If you do not adhere to the GDPR, damage from the following areas can occur:
- Damage from evitable data loss,
- Penalties from the authority (appropriate and effective, up to €20m or 4% of your organisation’s annual global turnover),
- Indemnity claims from data subjects (also the lawyer’s fee for the enforcement),
- Reputational damage for the organisation if a data breach becomes apparent and
- Damage from the wrong response of not or badly trained staff.
In the organisations that we have been advising, there have been consistently procedures that made a data loss likely. In many cases this data loss would have caused this organisation’s ruin – completely without GDPR. The implementation of the GDPR is an opportunity to minimise risks and to achieve a better employee safety with manageable and often affordable measures.

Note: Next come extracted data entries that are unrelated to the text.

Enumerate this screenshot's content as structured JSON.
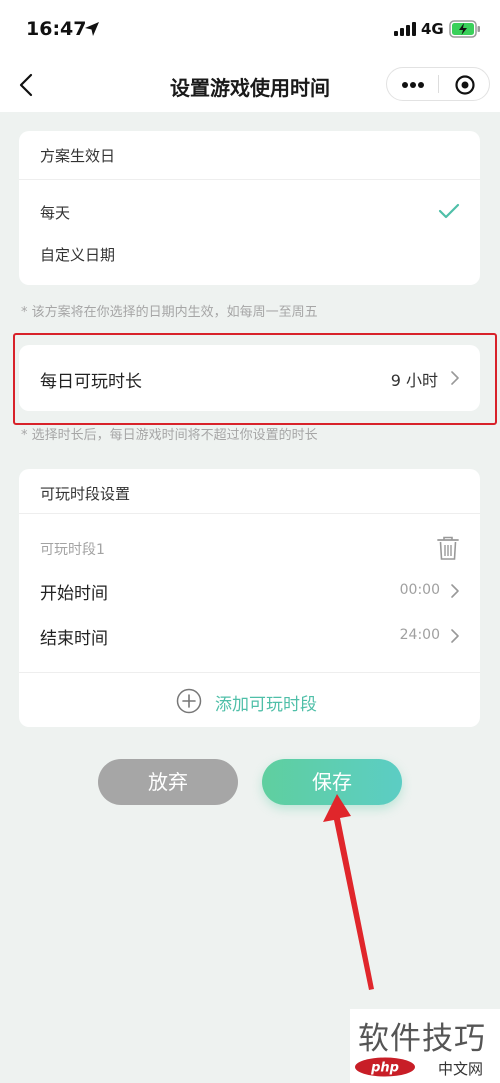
{
  "status": {
    "time": "16:47",
    "network": "4G"
  },
  "nav": {
    "title": "设置游戏使用时间"
  },
  "effective_days": {
    "header": "方案生效日",
    "options": [
      {
        "label": "每天",
        "selected": true
      },
      {
        "label": "自定义日期",
        "selected": false
      }
    ],
    "hint": "* 该方案将在你选择的日期内生效，如每周一至周五"
  },
  "daily_duration": {
    "label": "每日可玩时长",
    "value": "9 小时",
    "hint": "* 选择时长后，每日游戏时间将不超过你设置的时长"
  },
  "periods": {
    "header": "可玩时段设置",
    "items": [
      {
        "name": "可玩时段1",
        "start_label": "开始时间",
        "start_value": "00:00",
        "end_label": "结束时间",
        "end_value": "24:00"
      }
    ],
    "add_label": "添加可玩时段"
  },
  "actions": {
    "give_up": "放弃",
    "save": "保存"
  },
  "colors": {
    "accent": "#4fbfa8",
    "highlight": "#d8222a",
    "arrow": "#e0262b"
  },
  "watermark": {
    "text": "软件技巧",
    "logo_text": "php",
    "sub": "中文网"
  }
}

Article 83 describes the general conditions for imposing administrative fines for the authorities. Taken measures to be GDPR compliant and minimising possible damages for the data subjects, will reduce possible penalties from the authority. It is explicitly demanded that penalties have to be operative.
There is no official information about vocalised penalties in Austria yet (November 2018) but it seems that the penalties imposed for SME were up to 500-5.000 EUR. Compared to that, the Heathrow Airport in the UK was penalised with 120.000 GBP because one employee has lost an USB memory stick with confidential information on it.
Under the GDPR the data subjects have a right to damages. Damages can also arise from a lawyer’s fee.
The awareness of the public for data protection has risen under the GDPR. Lacks in proper data protection have been reported in the media more often recently. The news about an organisation being sloppy with their data protection can be devastating for the reputation of the organisation. Just one employee that is not sensitised to data protection can cause extensive damage.